Marcelo au Vatican pour la messe inaugurale du nouveau pape le jour des élections.

Le président portugais a clarifié aux journalistes, après avoir voté aujourd’hui par anticipation à Vila Real de Santo António, dans le district de Faro, qu’il avait initialement prévu de demander le vote anticipé en raison d’une invitation à un rassemblement national de Refood en Algarve, qui s’est tenu samedi soir, mais son intention était de voter à Celorico de Basto.

Cependant, avec la mort du pape François, le conclave et l’élection du nouveau pape, il s’est rendu compte qu’il ne pourrait pas revenir de Rome à temps pour voter dimanche prochain, en tenant compte également des retards que ces cérémonies ont souvent.

« Après avoir fait les calculs, et ayant reçu il y a trois jours le programme [de la cérémonie], il était impossible de revenir à temps pour voter à Celorico de Basto. Heureusement, conserver [le vote anticipé] s’avère parfois utile, une fois cela m’a été utile, d’autres fois non. Si l’on n’en a pas besoin, on vote le jour-même, sinon, on l’utilise. Et donc, je suis venu ici », a-t-il déclaré.

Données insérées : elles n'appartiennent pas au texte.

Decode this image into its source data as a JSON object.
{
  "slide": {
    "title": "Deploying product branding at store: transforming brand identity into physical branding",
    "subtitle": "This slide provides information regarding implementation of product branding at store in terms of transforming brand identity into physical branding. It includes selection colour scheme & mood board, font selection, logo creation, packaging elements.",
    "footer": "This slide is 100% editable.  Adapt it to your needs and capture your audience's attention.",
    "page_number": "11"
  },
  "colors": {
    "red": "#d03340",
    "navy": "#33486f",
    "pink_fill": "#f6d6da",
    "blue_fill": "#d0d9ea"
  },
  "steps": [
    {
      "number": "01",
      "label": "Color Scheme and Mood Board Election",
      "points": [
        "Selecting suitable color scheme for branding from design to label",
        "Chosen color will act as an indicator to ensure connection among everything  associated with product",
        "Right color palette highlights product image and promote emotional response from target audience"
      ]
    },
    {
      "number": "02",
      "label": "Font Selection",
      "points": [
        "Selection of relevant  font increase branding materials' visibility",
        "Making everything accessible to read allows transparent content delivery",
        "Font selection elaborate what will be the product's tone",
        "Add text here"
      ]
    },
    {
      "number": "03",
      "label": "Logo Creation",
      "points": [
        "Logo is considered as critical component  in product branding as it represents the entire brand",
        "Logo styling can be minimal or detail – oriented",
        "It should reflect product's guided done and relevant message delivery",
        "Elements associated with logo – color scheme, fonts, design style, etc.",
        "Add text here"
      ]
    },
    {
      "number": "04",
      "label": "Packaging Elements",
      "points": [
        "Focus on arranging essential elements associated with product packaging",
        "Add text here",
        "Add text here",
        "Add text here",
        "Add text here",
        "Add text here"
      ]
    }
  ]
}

Marcelo Rebelo de Sousa avait déjà été au Vatican pour les funérailles du pape François, fin avril, accompagné du président de l’Assemblée de la République, José Pedro Aguiar-Branco, du premier ministre, Luís Montenegro, et du ministre d’État et des Affaires étrangères, Paulo Rangel.

Le Président de la République a rappelé qu’il y a toujours des retards lors de ces occasions, la cérémonie durant environ une heure, la messe étant généralement d’une heure et demie — celle-ci étant « plus longue », de 10h00 à près de 13h00 — suivie de la réception de plus de 100 pays.

En mars 2013, le Président de la République, Aníbal Cavaco Silva, a dirigé la délégation portugaise à la messe d’intronisation du pape François, à laquelle participait également le ministre d’État et des Affaires étrangères, Paulo Portas.

En avril 2005, à la messe d’intronisation du pape Benoît XVI, l’État portugais était représenté par le premier ministre, José Sócrates, et le ministre de la Présidence, Pedro Silva Pereira.

Quelques semaines auparavant, avaient assisté aux funérailles de Jean-Paul II le Président de la République, Jorge Sampaio, et le ministre des Affaires étrangères, Diogo Freitas do Amaral.